We all should be saving the planet
But there’s still something missing. Because the question that still tends to be asked about the UN climate change negotiations is whether this time, having failed so spectacularly in Copenhagen, ‘they’ are going to save the planet for us. I think this is the wrong question. Does responsibility for saving the planet lie in the hands of a few politicians? Surely it’s we who should be saving the planet?
Of course our world leaders are important and whatever agreements they reach will have a profound influence on the actions and decisions of many institutions and people. I don’t want to take the pressure off anyone in Paris to reach worthwhile commitments. But I worry that the process risks distracting us from accepting personal responsibility for shaping the world our children will live in.
And here it matters enormously how we pose the questions we ask. If our dialogue is all in technology-speak about the emissions reductions we must achieve, the carbon we must save and whether we should build windfarms or burn gas, we should not be surprised that people are turned off. These questions seem remote from people’s lives and decisions that those in charge should make. On the whole they don’t feel personal, relevant or motivating.
The need for new messages
But I think we underestimate, at our peril, people’s capacity to act for the long term future. I believe people are far more sophisticated than we often give them credit for. In our heart of hearts most of us know that we are not going to get much richer, that our children will find it harder to get jobs (and won’t keep them for life, with generous pensions at the end) and that many of us are less fit and well than previous generations were. And that we could all be victims of the severe and unpredictable events our changing weather can throw at us.
So we may be receptive to new messages.
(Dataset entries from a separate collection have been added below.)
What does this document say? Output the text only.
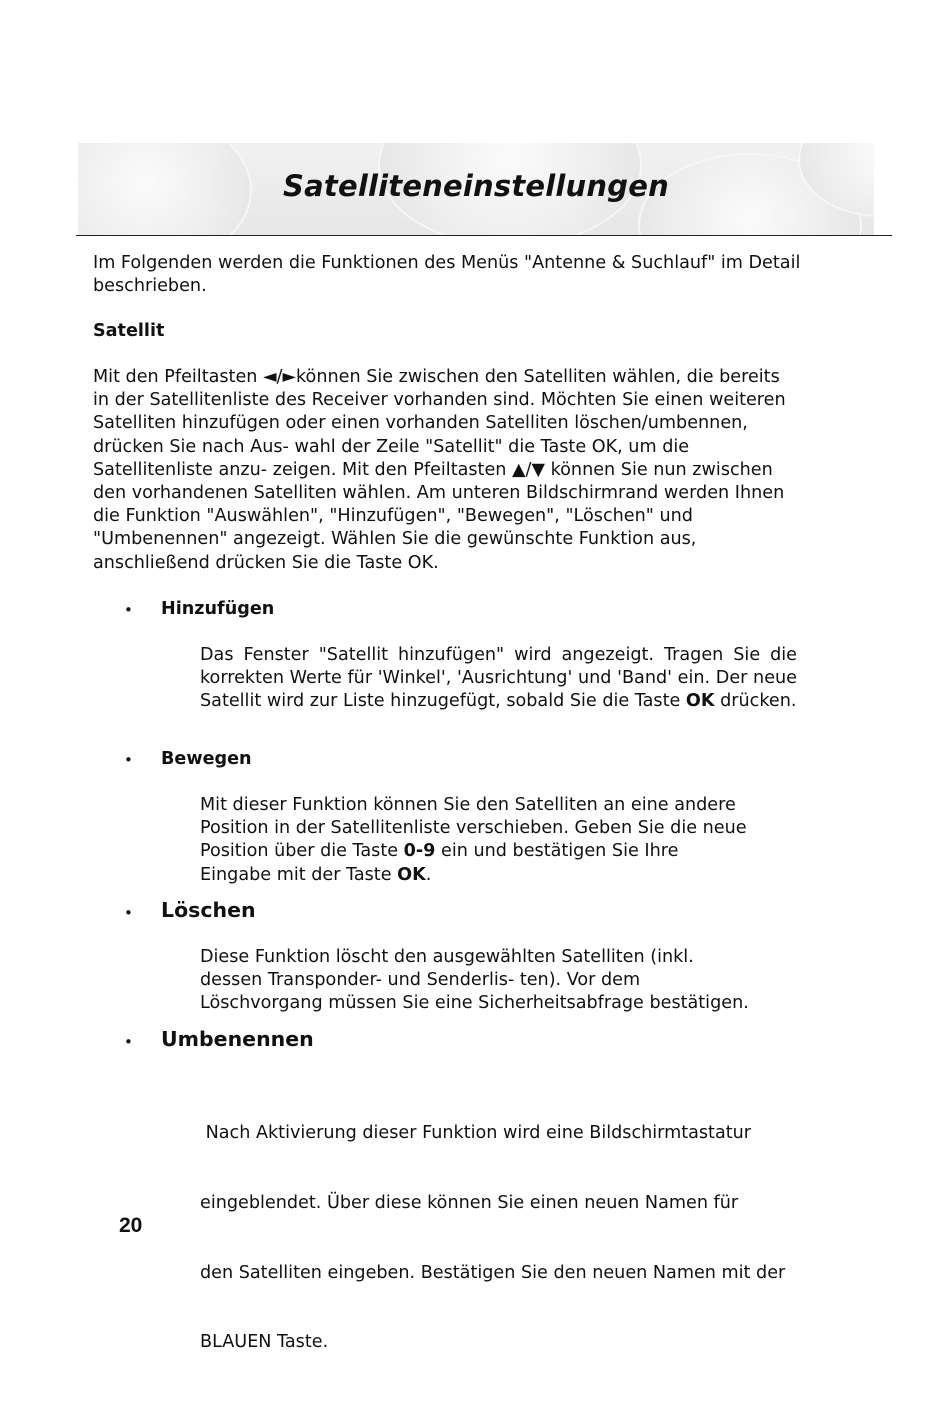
Satelliteneinstellungen

Im Folgenden werden die Funktionen des Menüs "Antenne & Suchlauf" im Detail beschrieben.

Satellit
Mit den Pfeiltasten ◄/►können Sie zwischen den Satelliten wählen, die bereits
in der Satellitenliste des Receiver vorhanden sind. Möchten Sie einen weiteren
Satelliten hinzufügen oder einen vorhanden Satelliten löschen/umbennen,
drücken Sie nach Aus- wahl der Zeile "Satellit" die Taste OK, um die
Satellitenliste anzu- zeigen. Mit den Pfeiltasten ▲/▼ können Sie nun zwischen
den vorhandenen Satelliten wählen. Am unteren Bildschirmrand werden Ihnen
die Funktion "Auswählen", "Hinzufügen", "Bewegen", "Löschen" und
"Umbenennen" angezeigt. Wählen Sie die gewünschte Funktion aus,
anschließend drücken Sie die Taste OK.
• Hinzufügen
Das Fenster "Satellit hinzufügen" wird angezeigt. Tragen Sie die korrekten Werte für 'Winkel', 'Ausrichtung' und 'Band' ein. Der neue Satellit wird zur Liste hinzugefügt, sobald Sie die Taste OK drücken.
• Bewegen
Mit dieser Funktion können Sie den Satelliten an eine andere
Position in der Satellitenliste verschieben. Geben Sie die neue
Position über die Taste 0-9 ein und bestätigen Sie Ihre
Eingabe mit der Taste OK.
• Löschen
Diese Funktion löscht den ausgewählten Satelliten (inkl.
dessen Transponder- und Senderlis- ten). Vor dem
Löschvorgang müssen Sie eine Sicherheitsabfrage bestätigen.
• Umbenennen

Nach Aktivierung dieser Funktion wird eine Bildschirmtastatur

eingeblendet. Über diese können Sie einen neuen Namen für

den Satelliten eingeben. Bestätigen Sie den neuen Namen mit der

BLAUEN Taste.

20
Messages about the quality of life, not the quantity of our consumption. Messages about what makes life worth living but doesn’t cost a fortune: time spent with family and friends, living rewarding lives, enjoying and contributing to the quality of our surroundings, doing things that refresh our spirit and keep us well. Messages, in other words, that appeal to us as citizens of this planet, rather than as consumers.
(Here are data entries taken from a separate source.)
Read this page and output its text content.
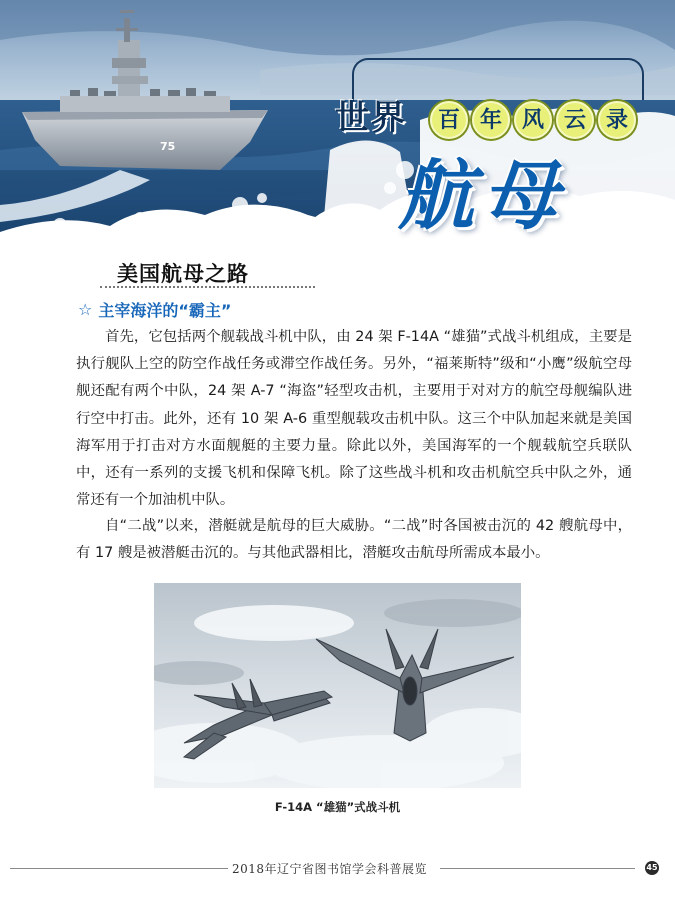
75
世界	百 年 风 云 录
航母
美国航母之路
☆ 主宰海洋的“霸主”

首先，它包括两个舰载战斗机中队，由 24 架 F-14A “雄猫”式战斗机组成，主要是执行舰队上空的防空作战任务或滞空作战任务。另外，“福莱斯特”级和“小鹰”级航空母舰还配有两个中队，24 架 A-7 “海盗”轻型攻击机，主要用于对对方的航空母舰编队进行空中打击。此外，还有 10 架 A-6 重型舰载攻击机中队。这三个中队加起来就是美国海军用于打击对方水面舰艇的主要力量。除此以外，美国海军的一个舰载航空兵联队中，还有一系列的支援飞机和保障飞机。除了这些战斗机和攻击机航空兵中队之外，通常还有一个加油机中队。

自“二战”以来，潜艇就是航母的巨大威胁。“二战”时各国被击沉的 42 艘航母中，有 17 艘是被潜艇击沉的。与其他武器相比，潜艇攻击航母所需成本最小。

F-14A “雄猫”式战斗机
2018年辽宁省图书馆学会科普展览	45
And it is as citizens of this planet that we have a responsibility to look after it. Yet, as David Attenborough once said, “no-one will protect what they have not first experienced”.
Beauty, not techno-speak
So we need to give people, especially our children, first hand experiences of the natural resources on which we depend, including the beauty of nature and our countryside.
The love of these once motivated the whole population, rich and poor, urban and rural. At times in the past it has inspired our troops, led to the birth of the conservation movement and to the legislation that protects landscape, nature and cultural heritage. And politicians responded, creating National Parks, protecting nature and cultural heritage, developing environmental policies and establishing a planning system to help us manage change while protecting beauty and nature. Yet today the word beauty is scarcely heard in official language. We have reverted to techno-speak and apparently forgotten the power of motivation it can provide.
Whatever our leaders agree in Paris, we need people to act. So we should start thinking about what will encourage us to do so. Ultimately it is us that will look after carbon, save or generate energy from renewable sources, and use renewable products rather than consume ever more primary resources.
So let us harness motivating messages: striving for more beauty in town and country, bringing nature closer to people and people closer to nature, and an improvement in the quality of our lives rather than the quantity of what we consume.
The people whose homes have just been flooded, and whose lives have been devastated, need our short term help. But they also need us to take the right long term decisions for our collective future. Beauty has inspired us for generations; now, as we face new challenges, perhaps we will realise that not only is it more than skin deep, it is potentially the source of our salvation.